DATEDIF関数で年齢を出力する際の問題点

 DATEDIF関数は便利なのですが、今回の場合、参照するセルが空白の場合でも値を出力してしまう点が問題です。

 「123」と表示されるのは、日付型の1900年1月1日と現在(2023年12月12日時点)を計算してしまうからです。(123 = 2023 – 1900)

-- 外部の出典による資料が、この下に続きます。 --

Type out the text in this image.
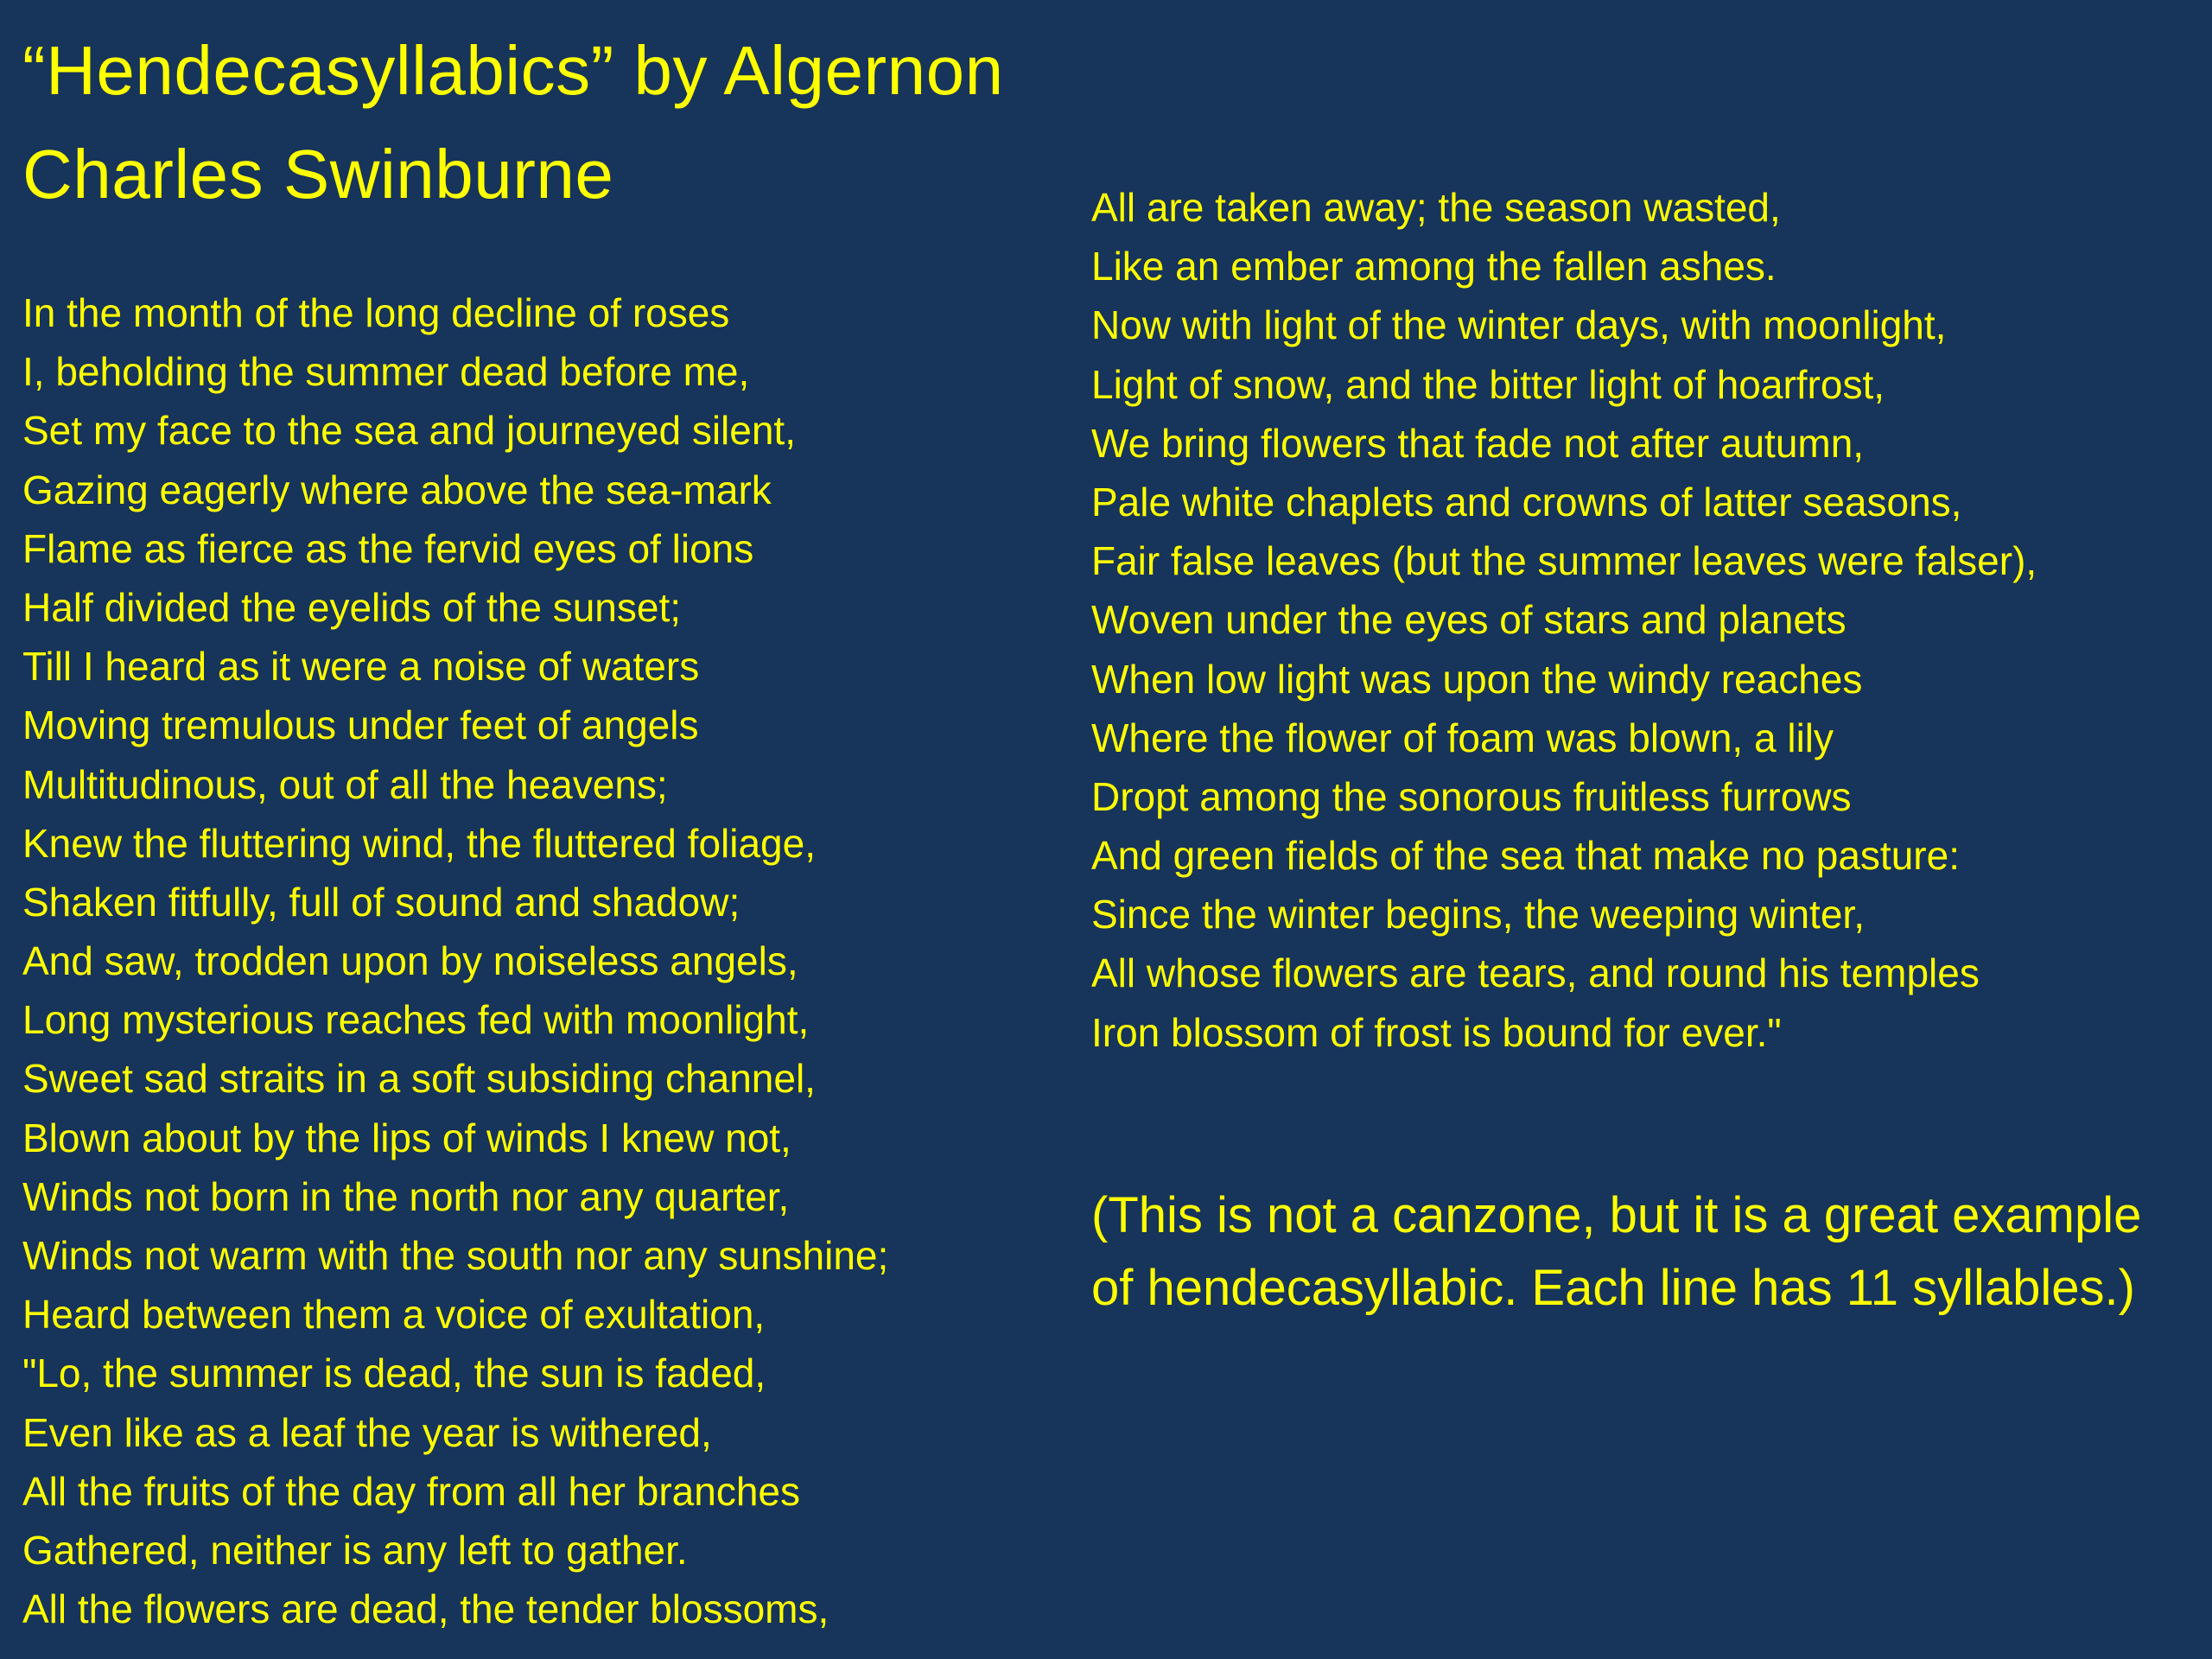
“Hendecasyllabics” by Algernon Charles Swinburne
In the month of the long decline of roses
I, beholding the summer dead before me,
Set my face to the sea and journeyed silent,
Gazing eagerly where above the sea-mark
Flame as fierce as the fervid eyes of lions
Half divided the eyelids of the sunset;
Till I heard as it were a noise of waters
Moving tremulous under feet of angels
Multitudinous, out of all the heavens;
Knew the fluttering wind, the fluttered foliage,
Shaken fitfully, full of sound and shadow;
And saw, trodden upon by noiseless angels,
Long mysterious reaches fed with moonlight,
Sweet sad straits in a soft subsiding channel,
Blown about by the lips of winds I knew not,
Winds not born in the north nor any quarter,
Winds not warm with the south nor any sunshine;
Heard between them a voice of exultation,
"Lo, the summer is dead, the sun is faded,
Even like as a leaf the year is withered,
All the fruits of the day from all her branches
Gathered, neither is any left to gather.
All the flowers are dead, the tender blossoms,
All are taken away; the season wasted,
Like an ember among the fallen ashes.
Now with light of the winter days, with moonlight,
Light of snow, and the bitter light of hoarfrost,
We bring flowers that fade not after autumn,
Pale white chaplets and crowns of latter seasons,
Fair false leaves (but the summer leaves were falser),
Woven under the eyes of stars and planets
When low light was upon the windy reaches
Where the flower of foam was blown, a lily
Dropt among the sonorous fruitless furrows
And green fields of the sea that make no pasture:
Since the winter begins, the weeping winter,
All whose flowers are tears, and round his temples
Iron blossom of frost is bound for ever."

(This is not a canzone, but it is a great example of hendecasyllabic. Each line has 11 syllables.)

 空白を探知するだけでしたら数式マクロのIFを使えば回避できますが、数値などでも値を返してしまうため注意が必要です。

VBAで年齢を出力する

 VBAで数式マクロのDATEDIF関数と同じような関数にDateDiffというのがありますが、この関数で年齢を求める場合は、日付の差を年数(”yyyy”)で指定しても開始日と終了日の年を比べるだけなので、年齢を求めるのには向いていません。
 VBAで年齢を求める場合は、年の比較と、日付とその年の誕生日を比較して、誕生日に到達していなければ ‐1 とする必要があります。
 
 また、先の数式マクロのようにユーザー定義関数としてプログラムを書く場合、参照するセルに日付が入っているかどうかを考慮する必要があるでしょう。
 参照するセルが日付ではないばあい、エラーを出力するか、空白とするという選択肢があります。
 
 さらに、ユーザー定義関数としてでなくプログラムする場合は、エラーを発生させるか、-1などのありえない数値を返す方法が考えられます。
 
 今回は、ユーザー定義関数VBAで利用する場合の2つの方法を紹介します。

ユーザー定義関数

 今回は、引数に参照するセルを取り、現在の日付との差から年齢を出力するユーザー定義関数のプログラムを書いてみます。ユーザー定義関数とは、セルの数式マクロを自作したものです。

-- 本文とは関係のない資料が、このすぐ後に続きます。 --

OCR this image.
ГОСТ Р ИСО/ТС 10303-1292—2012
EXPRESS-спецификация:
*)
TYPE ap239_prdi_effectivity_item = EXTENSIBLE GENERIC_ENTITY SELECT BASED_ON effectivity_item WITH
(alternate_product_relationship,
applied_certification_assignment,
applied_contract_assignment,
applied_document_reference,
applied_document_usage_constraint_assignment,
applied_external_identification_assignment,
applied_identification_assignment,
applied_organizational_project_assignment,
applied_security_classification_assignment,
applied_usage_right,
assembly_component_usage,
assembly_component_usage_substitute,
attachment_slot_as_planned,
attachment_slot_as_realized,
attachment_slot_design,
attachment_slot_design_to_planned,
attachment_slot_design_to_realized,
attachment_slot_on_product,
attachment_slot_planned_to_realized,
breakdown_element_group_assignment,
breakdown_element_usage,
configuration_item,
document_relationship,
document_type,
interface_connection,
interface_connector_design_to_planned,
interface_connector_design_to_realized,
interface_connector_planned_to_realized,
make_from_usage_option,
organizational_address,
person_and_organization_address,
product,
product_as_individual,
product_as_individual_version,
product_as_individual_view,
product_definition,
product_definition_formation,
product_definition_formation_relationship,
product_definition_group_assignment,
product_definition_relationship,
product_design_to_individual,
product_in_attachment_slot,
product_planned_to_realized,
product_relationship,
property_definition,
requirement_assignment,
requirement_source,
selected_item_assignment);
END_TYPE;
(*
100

Function ageForBirthday(birthday As Variant) As Variant

    If IsDate(birthday) = False Then
        ageForBirthday = CVErr(xlErrValue) 'ユーザー定義関数の時
        'ageForBirthday = ""        '空白で出力したい時
      Exit Function
    End If
    
    Dim a As Long
    a = Year(Date) - Year(birthday)
    
    If Date < DateSerial(Year(Date), Month(birthday), Day(birthday)) Then
        a = a - 1
    End If
    
    ageForBirthday = a
End Function

 まず、引数返り値ですが、両方ともバリアント型にします。
 引数を日付型にしても良さそうですが、結局空白なども許してしまうため一旦バリアント型で受けてから日付型かを判断します。
 返り値に関してもエラー出力年齢(数値)の出力の2種類が想定されるのでバリアント型としています。
 
 IsDate関数で判断し、日付型でない場合は、CVErr(xlErrValue)としてエラー表示させます。
 場合によっては空白にした方が都合が良い場合は、下のコメントアウトしたコードを利用しても良いでしょう。
 
 引数が日付型だった場合は、現在の年と誕生日の年との差を計算します。
 
 次は、今の日付と、今年の誕生日を比較して、誕生日が到来していなければ‐1 とします
 
 これで、引数のセルが日付でない場合は、#VALUE! と表示され、日付の場合は今日の時点の年齢が表示されます。

VBAで利用する関数

 VBAプログラムの中で、年齢を出力するプログラムを組む場合はセルにエラーを表示させない場合もあるでしょう。
 そのままですと空白は1900年を基準に計算してしまうのでエラーに気付かない場合もあって問題があります。 日付以外の値が来た時はエラーを発生させるのが自然なやり方でしょう。
 
 自作関数でエラーを発生させるには、以下のようにします。
 
 Err.Raise Number:= エラー番号
 
 今回は「実行時エラー13 型が一致しません。」を表示させようにしてみました。

Function ageForBirthdayVBA(birthday) As Long
    If IsDate(birthday) = False Then
        Err.Raise Number:=13	'エラーを発生させる
    End If
    
    Dim a As Long
    
    a = Year(Date) - Year(birthday)
    
    If Date < DateSerial(Year(Date), Month(birthday), Day(birthday)) Then
        a = a - 1
    End If
    
    ageForBirthdayVBA = a
End Function

'////// 上のプロシージャを試すテストコード //////
Sub testAge()
    Debug.Print ageForBirthday(Range("B4"))
End Sub 

 テストコードでは、B4セルが空白の場合は、「実行時エラー13 型が一致しません。」が発生しエラーで止まるようになります。

まとめ

 年齢を求めるプログラムは、計算自体は簡単なのですが、日付型を扱う事からエラーに対する対処が面倒になります。

 日付型にはNULL(値が無い)という状態は存在せず、数値型のように何もなければ0と認識し、0は1900年1月0日(?)という解釈となり、計算式が成り立ってしまう事があるのです。

 このようなケースはエラーとなるより厄介で、ミスを受け入れたまま処理が進んでしまう事になるので注意が必要です。